With its various water environments, remote islands and shorelines, Great Salt Lake includes Utah's highest density of wetlands which provide habitat for plants, brine shrimp, reptiles, amphibians, mammals, shorebirds, and waterfowl. More than 10 million birds rely on the Lake, a critical link in the Pacific Flyway between North and South America.

To head off the shrinking of the Lake and its ecological collapse, the 22-member Great Salt Lake Strike Team was assembled and in 2023 produced its first policy assessment, executive summary, and presentation. The worst consequences, the report stated, can be avoided by raising the lake level to around 4,198 feet, a level that “is deemed ‘beneficial’ for most uses.” Filling the Lake up to that level in 10 years will require an inflow of more than two million acre-feet per year. One acre-foot is the volume of water that would cover an acre of land to a depth of one foot, equivalent to 325,851 gallons. On average, since 2000, the Lake receives around 1.6 million acre-feet from its primary tributaries, the Bear, Jordan, and Weber Rivers, every year.
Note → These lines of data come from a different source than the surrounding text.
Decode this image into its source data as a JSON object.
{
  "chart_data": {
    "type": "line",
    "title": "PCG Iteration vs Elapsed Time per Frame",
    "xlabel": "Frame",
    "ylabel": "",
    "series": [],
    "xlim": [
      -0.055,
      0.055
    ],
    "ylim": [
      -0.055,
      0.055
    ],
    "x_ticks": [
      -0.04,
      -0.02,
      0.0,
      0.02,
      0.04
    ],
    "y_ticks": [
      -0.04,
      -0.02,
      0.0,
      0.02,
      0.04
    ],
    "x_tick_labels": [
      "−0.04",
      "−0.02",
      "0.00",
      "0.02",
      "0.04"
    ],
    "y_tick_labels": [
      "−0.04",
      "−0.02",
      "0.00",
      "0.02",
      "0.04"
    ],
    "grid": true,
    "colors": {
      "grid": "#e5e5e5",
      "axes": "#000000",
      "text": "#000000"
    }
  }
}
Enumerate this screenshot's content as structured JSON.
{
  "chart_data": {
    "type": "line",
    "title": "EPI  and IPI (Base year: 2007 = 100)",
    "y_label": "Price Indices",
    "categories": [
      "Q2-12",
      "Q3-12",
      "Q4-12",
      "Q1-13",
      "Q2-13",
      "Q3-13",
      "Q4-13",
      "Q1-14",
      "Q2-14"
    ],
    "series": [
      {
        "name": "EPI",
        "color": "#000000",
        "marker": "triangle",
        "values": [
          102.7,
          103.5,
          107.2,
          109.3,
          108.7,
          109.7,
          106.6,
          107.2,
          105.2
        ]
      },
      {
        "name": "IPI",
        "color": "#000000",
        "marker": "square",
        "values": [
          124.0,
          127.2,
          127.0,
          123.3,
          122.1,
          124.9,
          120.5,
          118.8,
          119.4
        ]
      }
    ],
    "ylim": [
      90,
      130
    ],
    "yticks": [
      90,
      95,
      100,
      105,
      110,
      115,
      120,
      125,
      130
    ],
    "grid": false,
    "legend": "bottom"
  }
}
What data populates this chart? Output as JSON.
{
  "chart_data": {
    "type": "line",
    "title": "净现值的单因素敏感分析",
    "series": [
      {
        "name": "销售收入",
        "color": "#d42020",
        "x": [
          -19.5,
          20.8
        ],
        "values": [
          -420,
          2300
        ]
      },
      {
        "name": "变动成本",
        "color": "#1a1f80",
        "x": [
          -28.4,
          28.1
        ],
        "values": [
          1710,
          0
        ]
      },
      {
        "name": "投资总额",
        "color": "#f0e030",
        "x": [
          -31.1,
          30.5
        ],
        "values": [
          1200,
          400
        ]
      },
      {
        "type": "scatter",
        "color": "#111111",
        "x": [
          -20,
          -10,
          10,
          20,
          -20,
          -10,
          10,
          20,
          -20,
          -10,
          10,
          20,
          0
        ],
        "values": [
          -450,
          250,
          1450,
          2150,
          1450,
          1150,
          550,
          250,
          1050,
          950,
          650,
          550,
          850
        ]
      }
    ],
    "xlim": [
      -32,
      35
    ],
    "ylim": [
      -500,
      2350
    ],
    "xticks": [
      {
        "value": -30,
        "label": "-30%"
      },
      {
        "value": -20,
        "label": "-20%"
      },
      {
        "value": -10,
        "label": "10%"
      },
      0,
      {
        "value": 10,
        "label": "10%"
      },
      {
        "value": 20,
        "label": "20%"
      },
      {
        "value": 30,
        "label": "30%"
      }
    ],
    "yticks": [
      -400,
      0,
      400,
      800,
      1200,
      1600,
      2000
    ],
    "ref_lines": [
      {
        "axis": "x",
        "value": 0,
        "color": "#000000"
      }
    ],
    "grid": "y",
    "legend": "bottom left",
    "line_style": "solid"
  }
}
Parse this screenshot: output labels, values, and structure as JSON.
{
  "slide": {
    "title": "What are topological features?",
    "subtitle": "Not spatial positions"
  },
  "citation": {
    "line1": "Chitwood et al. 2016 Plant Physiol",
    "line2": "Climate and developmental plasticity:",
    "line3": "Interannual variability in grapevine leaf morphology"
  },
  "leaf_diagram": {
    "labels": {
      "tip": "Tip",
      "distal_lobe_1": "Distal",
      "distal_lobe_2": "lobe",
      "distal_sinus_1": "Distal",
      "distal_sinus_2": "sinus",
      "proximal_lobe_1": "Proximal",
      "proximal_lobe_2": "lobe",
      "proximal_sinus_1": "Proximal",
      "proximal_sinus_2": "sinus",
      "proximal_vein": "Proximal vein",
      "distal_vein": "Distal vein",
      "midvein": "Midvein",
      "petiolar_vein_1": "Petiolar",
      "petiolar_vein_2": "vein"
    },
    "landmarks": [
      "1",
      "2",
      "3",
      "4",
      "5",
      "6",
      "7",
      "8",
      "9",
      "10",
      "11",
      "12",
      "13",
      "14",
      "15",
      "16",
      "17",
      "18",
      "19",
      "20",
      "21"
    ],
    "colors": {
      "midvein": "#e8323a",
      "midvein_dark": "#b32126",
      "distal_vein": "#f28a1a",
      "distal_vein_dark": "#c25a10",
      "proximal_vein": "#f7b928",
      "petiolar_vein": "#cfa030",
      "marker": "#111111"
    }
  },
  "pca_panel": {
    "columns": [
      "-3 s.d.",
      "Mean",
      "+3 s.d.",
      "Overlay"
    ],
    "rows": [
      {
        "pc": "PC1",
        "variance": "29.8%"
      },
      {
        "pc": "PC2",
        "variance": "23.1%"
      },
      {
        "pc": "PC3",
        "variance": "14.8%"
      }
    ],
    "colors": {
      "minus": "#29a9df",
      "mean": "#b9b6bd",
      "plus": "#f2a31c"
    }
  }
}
Atmos researchers were and continue to be critical members of the Team and include Kevin Perry, John Lin, and Court Strong.

Kevin Perry has spent hours on the drying and shrinking bed of Great Salt Lake, testing patches of the Lake surface for potentially toxic metals and trying to understand the recipe for dust storms. The exposed lakebed has created conditions for storms of dust laden with metals (including arsenic) that now threaten two million people. This new hazard, which adds to the already (frequently) polluted air of valleys along the Wasatch, including Salt Lake where oil refineries, a power plant, and a gravel mine exist and whose emissions get trapped by surrounding mountains. “We have 2.5 million residents along the edges of the Lake,” Perry reported to NBC News. “These dust plumes come off and make the air unhealthy regardless of what’s in it.”

Another Strike Team member, Associate Director of the Wilkes Center for Climate Science and Policy John Lin has over 20 years of experience researching the emissions and transport of greenhouse gases and atmospheric pollutants. His research group carries out greenhouse gas and air quality observations in the Salt Lake City area, as well as in the Uinta Basin. He also works regularly with satellite observations from NASA to determine carbon emissions from cities around the world. As a member of the Strike Team he is tasked with synthesizing broad scientific knowledge, measurements, and observed trends to inform policy decisions surrounding Great Salt Lake. Pollutants such as black carbon, nitrogen dioxide and particulate matter, he says, “tend to be higher in lower-income neighborhoods, places with minoritized populations.”

One of those vulnerable areas is Salt Lake City’s west side, which is more exposed to dust plumes from the dry lakebed.

While Perry and Lin have trained their sights on air pollutants, climate scientist Court Strong's research group studies processes involving the atmosphere and cryosphere, which is the frozen part of the climate system including our region’s mountain snowpack. They analyze observational data and simulate climate change using models run on powerful supercomputers. His team works, in part, to improve precipitation and temperature predictions through statistical downscaling with machine learning. “Downscaling is essential to producing high-spatial-resolution data desired for forecasts and to support research in other earth science disciplines,” says Savanna Wolvin, a graduate student in Atmos advised by Strong. The relationship of precipitation and temperature with elevation in complex terrain, predicted using a convolutional neural network, is critical to understanding the processes of replenishing the Lake through natural means (as opposed to countermanding water diversions).

Mountain meteorology, statistical modeling, machine learning, and climate variability are at the center of the work being done by Strong’s research group in this area.

The formation of the Great Salt Lake Strike Team signifies a significant milestone in Utah’s endeavors to tackle the intricate challenges confronting the Lake, and Atmos researchers are clearly on the first line of defense. As emphasized by Brian Steed, Great Salt Lake Commissioner and co-chair of the Great Salt Lake Strike Team, the restoration journey demands a coordinated, data-driven strategy. The Strike Team plays a pivotal role as catalyst to that strategy.